Jürgen Resch, Bundesgeschäftsführer der Deutschen Umwelthilfe (DUH), fordert die Autobranche auf, die Fakten auf den Tisch zu legen: Wann wird bei Dieselmotoren die Abgasreinigung abgeschaltet – bei welchen Temperaturen, Lenkmanövern oder Geschwindigkeiten. „Wir weisen seit vier Jahren darauf hin: Abschalteinrichtungen betreffen alle Dieselmotoren aller Hersteller, ausdrücklich auch mit Euro-6-Motor“, sagt Resch. Die Umwelthilfe hat nach eigenen Angaben über 1500 eigene Messungen an Dieselfahrzeugen vorgenommen und hat Diesel-Fahrverbote in immer mehr deutschen Städten wegen zu hoher Stickoxid-Werte in der Luft erstritten. Der Dieselskandal hatte den damaligen Konzernchef Martin Winterkorn im Herbst 2015 seinen Job gekostet. Gegen ihn und weitere Manager laufen Ermittlungen, etwa bei der Staatsanwaltschaft Braunschweig. Auch der Vorstandsvorsitzende der Konzerntochter Audi musste seinen Posten räumen, nachdem er im Juni 2018 verhaftet wurde und vier Monate lang wegen Verdunkelungsgefahr in Untersuchungshaft saß. Winterkorns Nachfolger Matthias Müller leitete bei VW einen Wandel zur Elektromobilität ein und übergab sein Amt 2018 an den heutigen Vorstandschef Herbert Diess.

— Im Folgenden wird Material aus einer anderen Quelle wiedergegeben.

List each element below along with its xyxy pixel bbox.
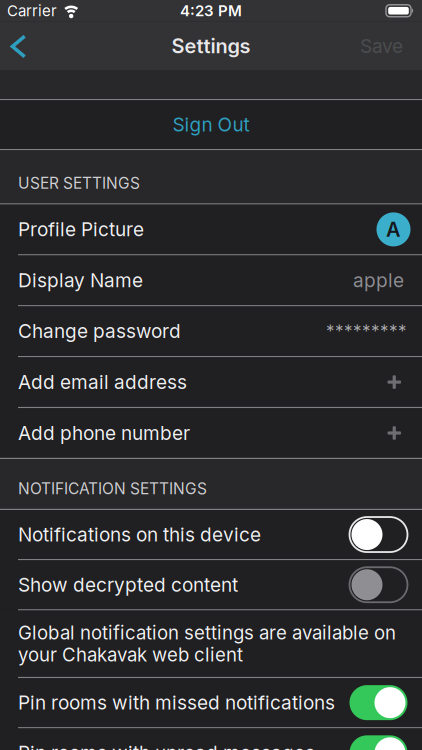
button[interactable]: Change password	[0, 306, 422, 356]
staticText: Pin rooms with unread messages	[18, 742, 315, 750]
button[interactable]: Profile Picture	[0, 205, 422, 254]
staticText: Settings	[172, 34, 250, 58]
staticText: Add phone number	[18, 422, 190, 444]
staticText: Sign Out	[172, 114, 250, 136]
staticText: NOTIFICATION SETTINGS	[18, 480, 207, 498]
staticText: apple	[353, 269, 404, 292]
staticText: Change password	[18, 320, 181, 342]
staticText: Save	[360, 35, 403, 57]
button[interactable]: Add email address	[0, 357, 422, 407]
button[interactable]: Pin rooms with unread messages	[350, 735, 422, 750]
staticText: Add email address	[18, 371, 187, 393]
staticText: USER SETTINGS	[18, 174, 140, 192]
staticText: Show decrypted content	[18, 574, 238, 596]
button[interactable]: Add phone number	[0, 408, 422, 458]
staticText: 4:23 PM	[180, 2, 242, 20]
staticText: Pin rooms with missed notifications	[18, 692, 335, 714]
staticText: A	[386, 218, 401, 241]
staticText: Notifications on this device	[18, 523, 261, 546]
button[interactable]: Notifications on this device	[350, 517, 422, 552]
staticText: Carrier	[7, 2, 57, 20]
staticText: Profile Picture	[18, 218, 144, 241]
button[interactable]: Show decrypted content	[350, 567, 422, 602]
button[interactable]: Save	[360, 35, 422, 57]
staticText: Display Name	[18, 269, 143, 292]
staticText: *********	[326, 321, 407, 341]
button[interactable]: Sign Out	[0, 100, 422, 149]
button[interactable]: Pin rooms with missed notifications	[350, 685, 422, 720]
button[interactable]: Display Name	[0, 256, 422, 305]
button[interactable]: Back	[0, 33, 27, 59]
staticText: Global notification settings are availab…	[18, 622, 396, 666]
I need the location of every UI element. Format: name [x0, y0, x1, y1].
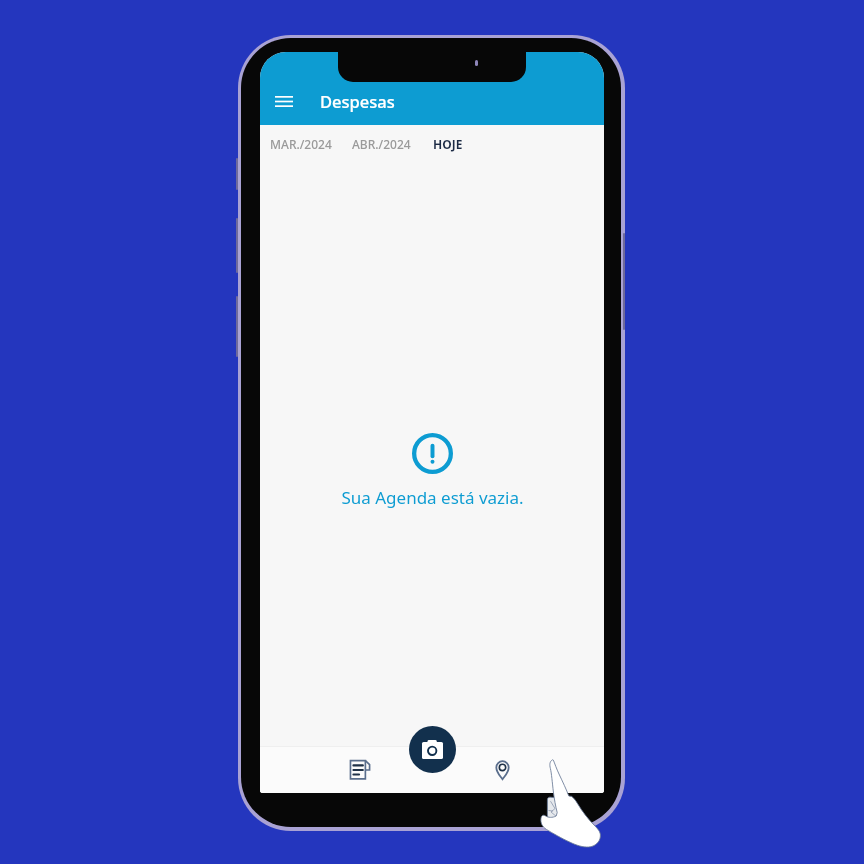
button[interactable]: Take photo of receipt	[409, 726, 456, 773]
staticText: ABR./2024	[352, 136, 411, 152]
button[interactable]: Expenses list	[340, 750, 378, 788]
button[interactable]: ABR./2024	[349, 129, 414, 159]
button[interactable]: Places	[483, 750, 521, 788]
button[interactable]: Open navigation menu	[266, 83, 302, 119]
staticText: Despesas	[320, 90, 395, 112]
staticText: HOJE	[433, 136, 463, 152]
button[interactable]: MAR./2024	[267, 129, 335, 159]
staticText: MAR./2024	[270, 136, 332, 152]
staticText: Sua Agenda está vazia.	[341, 486, 524, 509]
button[interactable]: HOJE	[430, 129, 466, 159]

Die Folgen des Abgasbetrugs sind eine große Last für den Autohersteller. Bis Ende 2018 hat er VW rund 27 Milliarden Euro gekostet – für Strafzahlungen, den Rückkauf von Fahrzeugen und Schadenersatz, insbesondere in den USA. Fürs laufende Jahr rechnet man in Wolfsburg mit weiteren Kosten von 5,5 Milliarden Euro. VW ist bislang der einzige Hersteller, der Manipulationen bei der Abgasreinigung bei seiner Motorengeneration EA189 eingestanden hat. Staatliche Untersuchungen und angeordnete Rückrufaktionen bei anderen Autobauern nähern jedoch den Verdacht, dass auch sie womöglich illegale Abschalteinrichtungen eingesetzt haben.